President Pratibha Patil, 74, may be all set to boom through the skies in a Sukhoi-30 on November 25, but women aspiring to be fighter pilots will have to wait.
The Indian Air Force said on Tuesday while it was proud to be flying India’s first woman Supreme Commander, putting women behind the controls in a fighter plane wasn’t a viable option for the time being.
“I do not think it will be prudent at this moment,” said IAF’s Vice Chief Air Marshal P.K. Barbora. He was echoing the views of the COSC (Chiefs of Staff Committee) — a panel comprising the three service chiefs — which has advised the government against inducting women in close combat roles in March 2007.
Close combat implies flying fighter jets, sailing on warships or serving in the infantry or the armoured corps.

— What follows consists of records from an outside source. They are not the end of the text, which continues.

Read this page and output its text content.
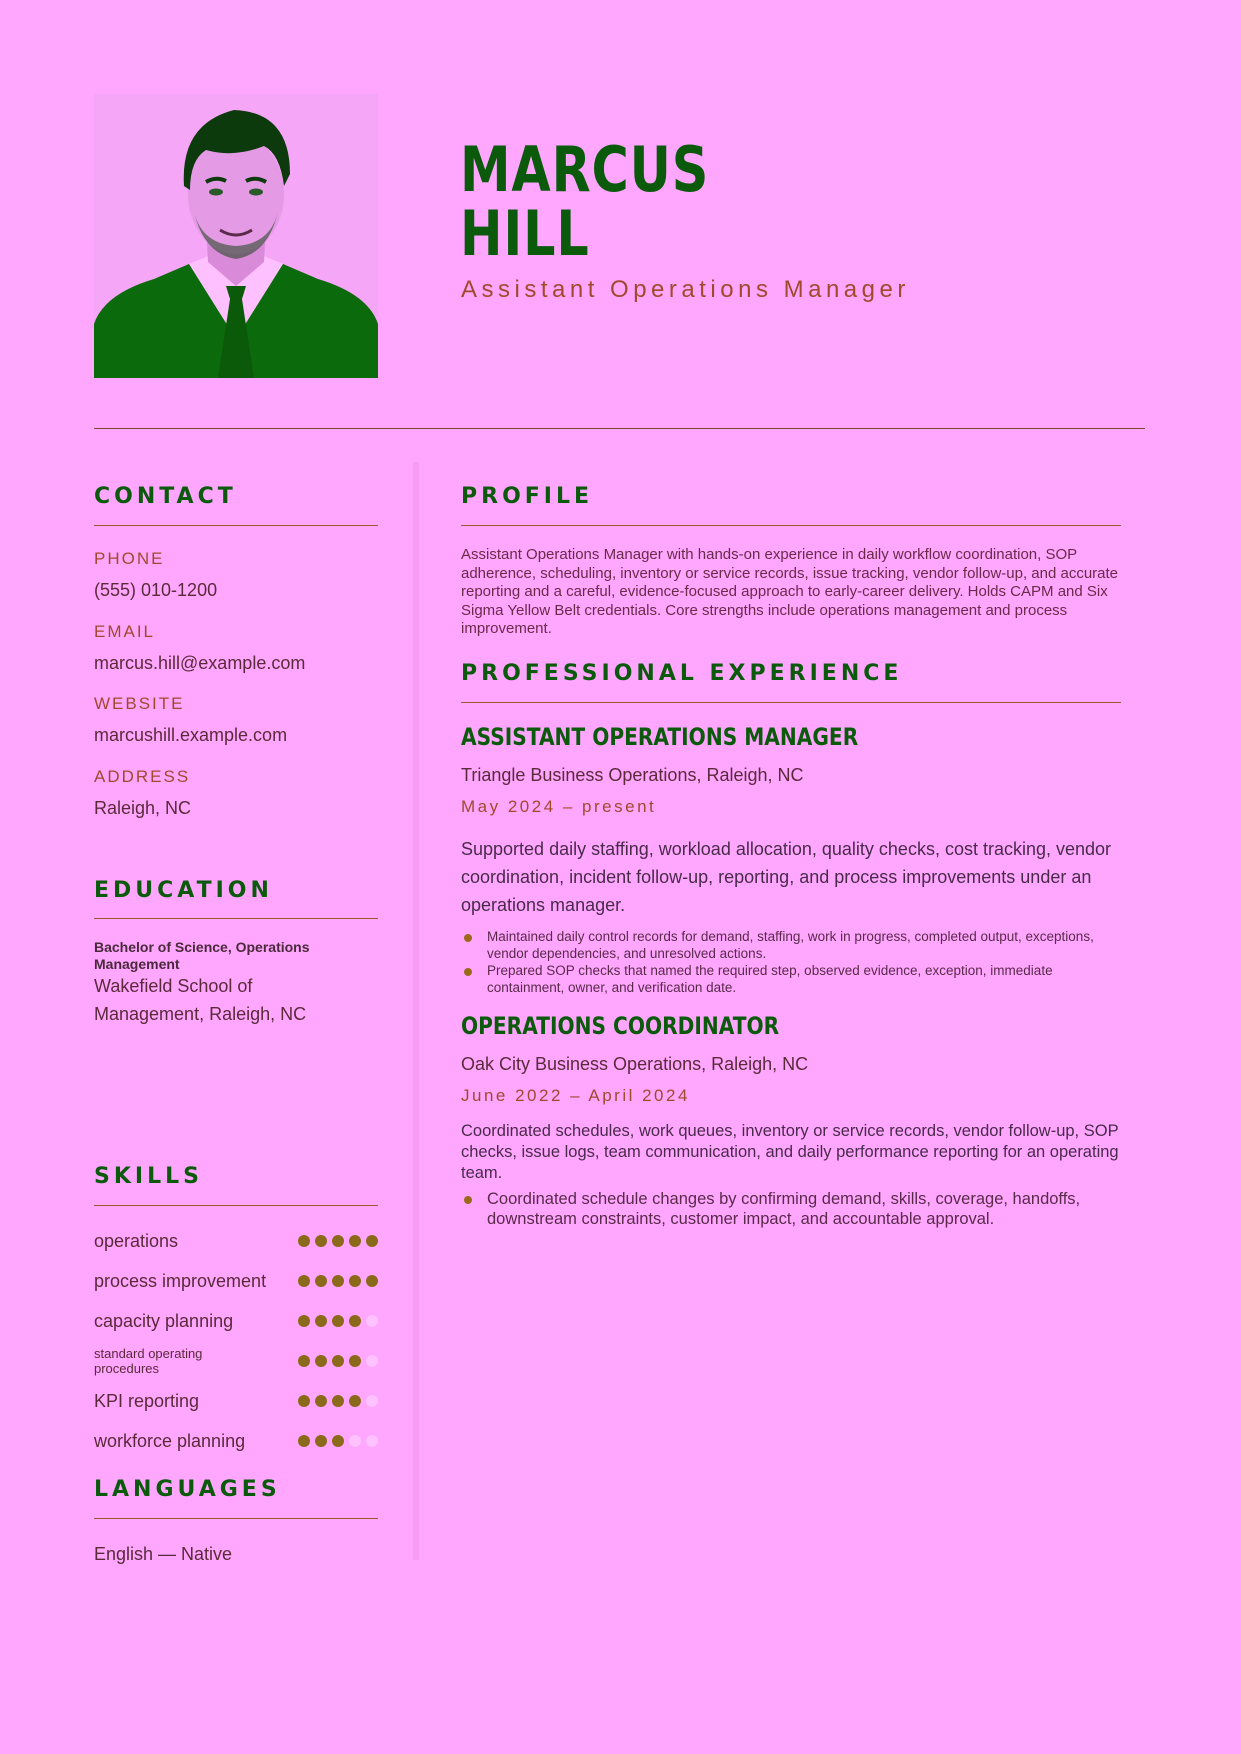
MARCUS
HILL
Assistant Operations Manager
CONTACT
PHONE
(555) 010-1200
EMAIL
marcus.hill@example.com
WEBSITE
marcushill.example.com
ADDRESS
Raleigh, NC
EDUCATION
Bachelor of Science, Operations Management
Wakefield School of Management, Raleigh, NC
SKILLS
operations
process improvement
capacity planning
standard operating procedures
KPI reporting
workforce planning
LANGUAGES
English — Native
PROFILE
Assistant Operations Manager with hands-on experience in daily workflow coordination, SOP adherence, scheduling, inventory or service records, issue tracking, vendor follow-up, and accurate reporting and a careful, evidence-focused approach to early-career delivery. Holds CAPM and Six Sigma Yellow Belt credentials. Core strengths include operations management and process improvement.
PROFESSIONAL EXPERIENCE
ASSISTANT OPERATIONS MANAGER
Triangle Business Operations, Raleigh, NC
May 2024 – present
Supported daily staffing, workload allocation, quality checks, cost tracking, vendor coordination, incident follow-up, reporting, and process improvements under an operations manager.
Maintained daily control records for demand, staffing, work in progress, completed output, exceptions, vendor dependencies, and unresolved actions.
Prepared SOP checks that named the required step, observed evidence, exception, immediate containment, owner, and verification date.
OPERATIONS COORDINATOR
Oak City Business Operations, Raleigh, NC
June 2022 – April 2024
Coordinated schedules, work queues, inventory or service records, vendor follow-up, SOP checks, issue logs, team communication, and daily performance reporting for an operating team.
Coordinated schedule changes by confirming demand, skills, coverage, handoffs, downstream constraints, customer impact, and accountable approval.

Barbora, however, said women might be inducted as fighter pilots at a later stage provided they could strike a work-life balance.
“In a few years, we might see women coming in as fighter pilots with certain preconditions. Till a certain age, we request you (women) to be happy, be married, but no offsprings,” said Barbora.
The air force spends more than Rs 10 crore on training a fighter pilot. It wants that investment to be optimally utilised. Pregnancy can keep women pilots away from work for 10-12 months.
“I have full respect for women. But if we train them and cannot exploit their full potential, then both sides are losers. Investments made on fighter pilots are recovered only after 13-14 years of service,” Barbora said.
The air force imposes restrictions on male pilots as well. If they quit before 14 years, they have to reimburse training costs to the government.